The data show that low-frequency Raman measurements increase discriminatory power for solid-state structural phenomena and enable fast, sensitive detection of polymorphism, solvation states and phase changes.

Benefits and practical applications

• Pharmaceutical industry: Robust identification and differentiation of polymorphs, hydrates/solvates and pseudo-polymorphs during development, scale-up and quality control; supports regulatory and formulation needs because polymorphic form affects bioavailability and stability.
• Biomolecular research: Complementary structural information for amino acids and proteins, including intermolecular interactions and hydrogen-bonding networks.
• Materials science and industry: Monitoring crystallization and phase transitions in real time (process analytical technology), characterizing lattice vibrations in semiconductors, carbon nanotubes and photovoltaic materials, and analyzing pigments, minerals and gemstones.
• Operational advantages: Non-destructive, rapid measurements; portable instrumentation enabling in-lab and field use; broad spectral coverage reduces need for multiple instruments.

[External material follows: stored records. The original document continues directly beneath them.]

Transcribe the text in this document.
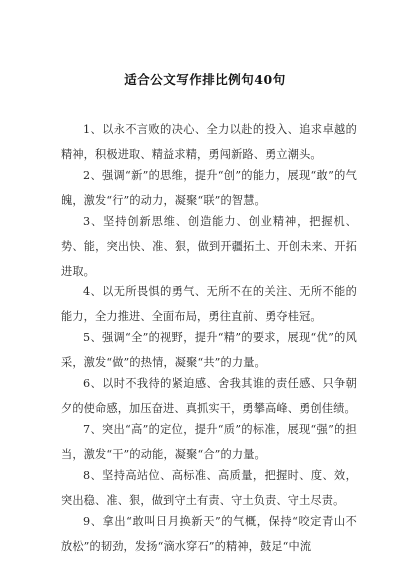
适合公文写作排比例句40句

1、以永不言败的决心、全力以赴的投入、追求卓越的精神，积极进取、精益求精，勇闯新路、勇立潮头。

2、强调“新”的思维，提升“创”的能力，展现“敢”的气魄，激发“行”的动力，凝聚“联”的智慧。

3、坚持创新思维、创造能力、创业精神，把握机、势、能，突出快、准、狠，做到开疆拓土、开创未来、开拓进取。

4、以无所畏惧的勇气、无所不在的关注、无所不能的能力，全力推进、全面布局，勇往直前、勇夺桂冠。

5、强调“全”的视野，提升“精”的要求，展现“优”的风采，激发“做”的热情，凝聚“共”的力量。

6、以时不我待的紧迫感、舍我其谁的责任感、只争朝夕的使命感，加压奋进、真抓实干，勇攀高峰、勇创佳绩。

7、突出“高”的定位，提升“质”的标准，展现“强”的担当，激发“干”的动能，凝聚“合”的力量。

8、坚持高站位、高标准、高质量，把握时、度、效，突出稳、准、狠，做到守土有责、守土负责、守土尽责。

9、拿出“敢叫日月换新天”的气概，保持“咬定青山不放松”的韧劲，发扬“滴水穿石”的精神，鼓足“中流
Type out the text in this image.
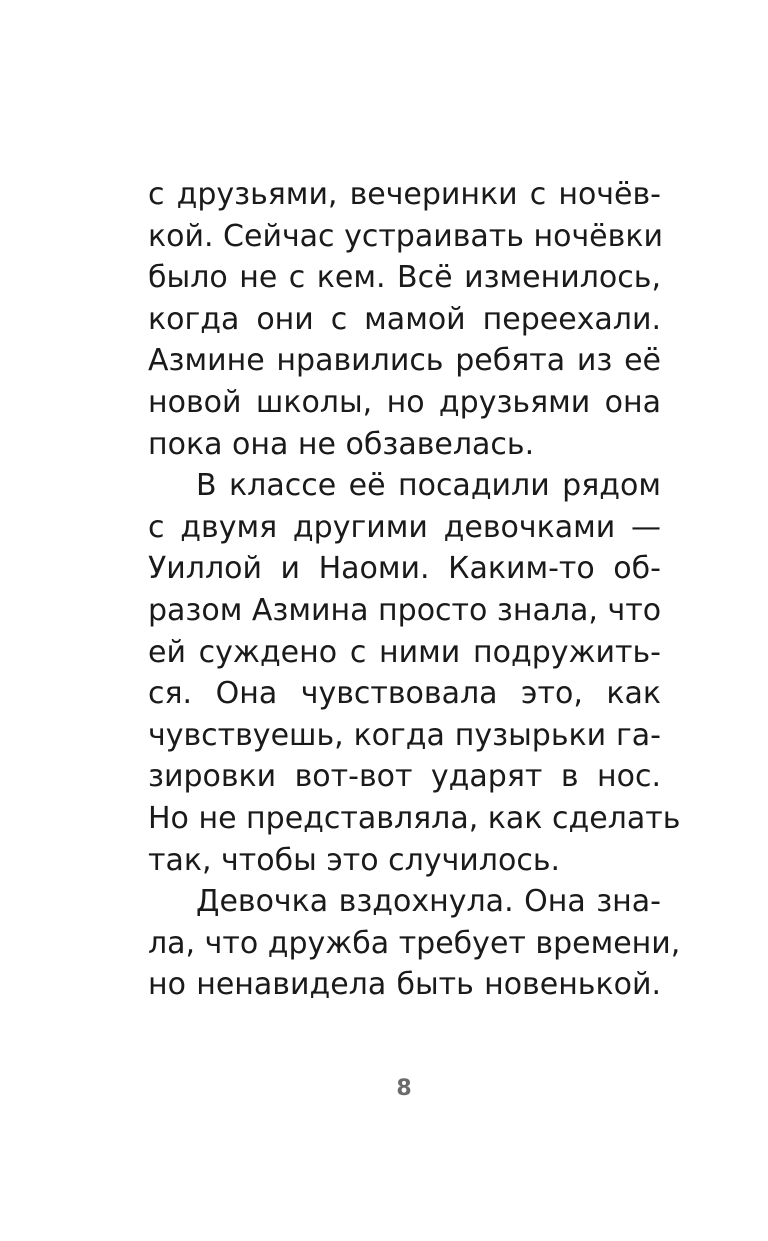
с друзьями, вечеринки с ночёв-
кой. Сейчас устраивать ночёвки
было не с кем. Всё изменилось,
когда они с мамой переехали.
Азмине нравились ребята из её
новой школы, но друзьями она
пока она не обзавелась.
В классе её посадили рядом
с двумя другими девочками —
Уиллой и Наоми. Каким-то об-
разом Азмина просто знала, что
ей суждено с ними подружить-
ся. Она чувствовала это, как
чувствуешь, когда пузырьки га-
зировки вот-вот ударят в нос.
Но не представляла, как сделать
так, чтобы это случилось.
Девочка вздохнула. Она зна-
ла, что дружба требует времени,
но ненавидела быть новенькой.
8
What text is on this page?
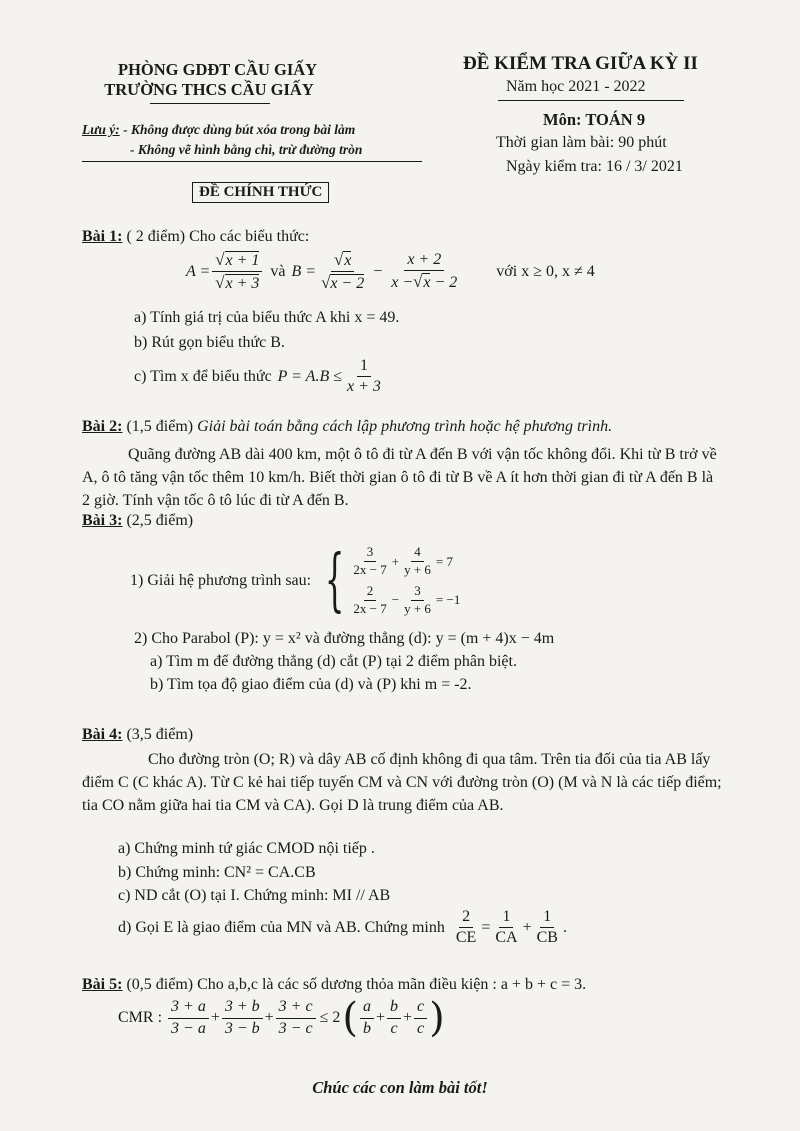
PHÒNG GDĐT CẦU GIẤY
TRƯỜNG THCS CẦU GIẤY
ĐỀ KIỂM TRA GIỮA KỲ II
Năm học 2021 - 2022
Môn: TOÁN 9
Thời gian làm bài: 90 phút
Ngày kiểm tra: 16 / 3/ 2021
Lưu ý: - Không được dùng bút xóa trong bài làm
- Không vẽ hình bằng chì, trừ đường tròn
ĐỀ CHÍNH THỨC
Bài 1: ( 2 điểm) Cho các biểu thức:
$A = \frac{√x + 1}{√x + 3}$ và $B = \frac{√x}{√x - 2} - \frac{x + 2}{x -√x - 2}$ với x ≥ 0, x ≠ 4
a) Tính giá trị của biểu thức A khi x = 49.
b) Rút gọn biểu thức B.
c) Tìm x để biểu thức $P = A.B \le \frac{1}{x + 3}$
Bài 2: (1,5 điểm) Giải bài toán bằng cách lập phương trình hoặc hệ phương trình.
Quãng đường AB dài 400 km, một ô tô đi từ A đến B với vận tốc không đổi. Khi từ B trở về A, ô tô tăng vận tốc thêm 10 km/h. Biết thời gian ô tô đi từ B về A ít hơn thời gian đi từ A đến B là 2 giờ. Tính vận tốc ô tô lúc đi từ A đến B.
Bài 3: (2,5 điểm)
1) Giải hệ phương trình sau: { $\frac{3}{2x - 7} + \frac{4}{y + 6} = 7$
$\frac{2}{2x - 7} - \frac{3}{y + 6} = -1$
2) Cho Parabol (P): y = x² và đường thẳng (d): y = (m + 4)x − 4m
a) Tìm m để đường thẳng (d) cắt (P) tại 2 điểm phân biệt.
b) Tìm tọa độ giao điểm của (d) và (P) khi m = -2.
Bài 4: (3,5 điểm)
Cho đường tròn (O; R) và dây AB cố định không đi qua tâm. Trên tia đối của tia AB lấy điểm C (C khác A). Từ C kẻ hai tiếp tuyến CM và CN với đường tròn (O) (M và N là các tiếp điểm; tia CO nằm giữa hai tia CM và CA). Gọi D là trung điểm của AB.
a) Chứng minh tứ giác CMOD nội tiếp .
b) Chứng minh: CN² = CA.CB
c) ND cắt (O) tại I. Chứng minh: MI // AB
d) Gọi E là giao điểm của MN và AB. Chứng minh $\frac{2}{CE} = \frac{1}{CA} + \frac{1}{CB}$ .
Bài 5: (0,5 điểm) Cho a,b,c là các số dương thỏa mãn điều kiện : a + b + c = 3.
CMR : $\frac{3 + a}{3 - a} + \frac{3 + b}{3 - b} + \frac{3 + c}{3 - c} \le 2$ ( $\frac{a}{b} + \frac{b}{c} + \frac{c}{c}$ )
Chúc các con làm bài tốt!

Future trends and applications

• Integration with multivariate and chemometric analysis (PAT workflows) to automate polymorph detection and in-line quality control.
• Real-time, in situ process monitoring with enhanced sampling (mapping, probe automation) for crystallization and formulation control.
• Advances in detector sensitivity and optical filtering to push cut-on frequency lower, improve resolution of closely spaced lattice modes, and reduce required integration times for weak scatterers.
• Combination with temperature-resolved Raman, imaging and machine learning to extract structural dynamics, heterogeneity and to predict material performance from spectral signatures.

Conclusion

The i-Raman Plus 785S with a BAC102 E‑grade low-frequency probe provides reliable, practical access to Raman modes down to ~65 cm-1. Low-frequency Raman extends the analytical reach beyond the fingerprint region, delivering decisive information for polymorph identification, phase-change monitoring and structural characterization of materials and biomolecules. The system supports rapid, non-destructive measurements suitable for laboratory and field applications and can be integrated into advanced workflows for process monitoring and materials analysis.

References

1. Teixeira A. M. R.; Freire P. T. C.; Moreno A. J. D.; et al. High-Pressure Raman Study of L-Alanine Crystal. Solid State Communications, 2000, 116(7), 405–409.
2. Larkin P. J.; Dabros M.; Sarsfield B.; et al. Polymorph Characterization of Active Pharmaceutical Ingredients (APIs) Using Low-Frequency Raman Spectroscopy. Applied Spectroscopy, 2014, 68(7), 758–776.
3. Golichenko B. O.; Naseka V. M.; Strelchuk V. V.; et al. Raman Study of L-Asparagine and L-Glutamine Molecules Adsorbed on Aluminum Films in a Wide Frequency Range. Semiconductors, Physics Quantum Electron. Optoelectron., 2017, 20(3), 297–304.
4. Smith E.; Dent G. Modern Raman Spectroscopy: A Practical Approach, 2nd ed.; John Wiley & Sons, 2019.
5. Pelletier M. J. Analytical Applications of Raman Spectroscopy, 1st ed.; Blackwell Science: Oxford, 1999.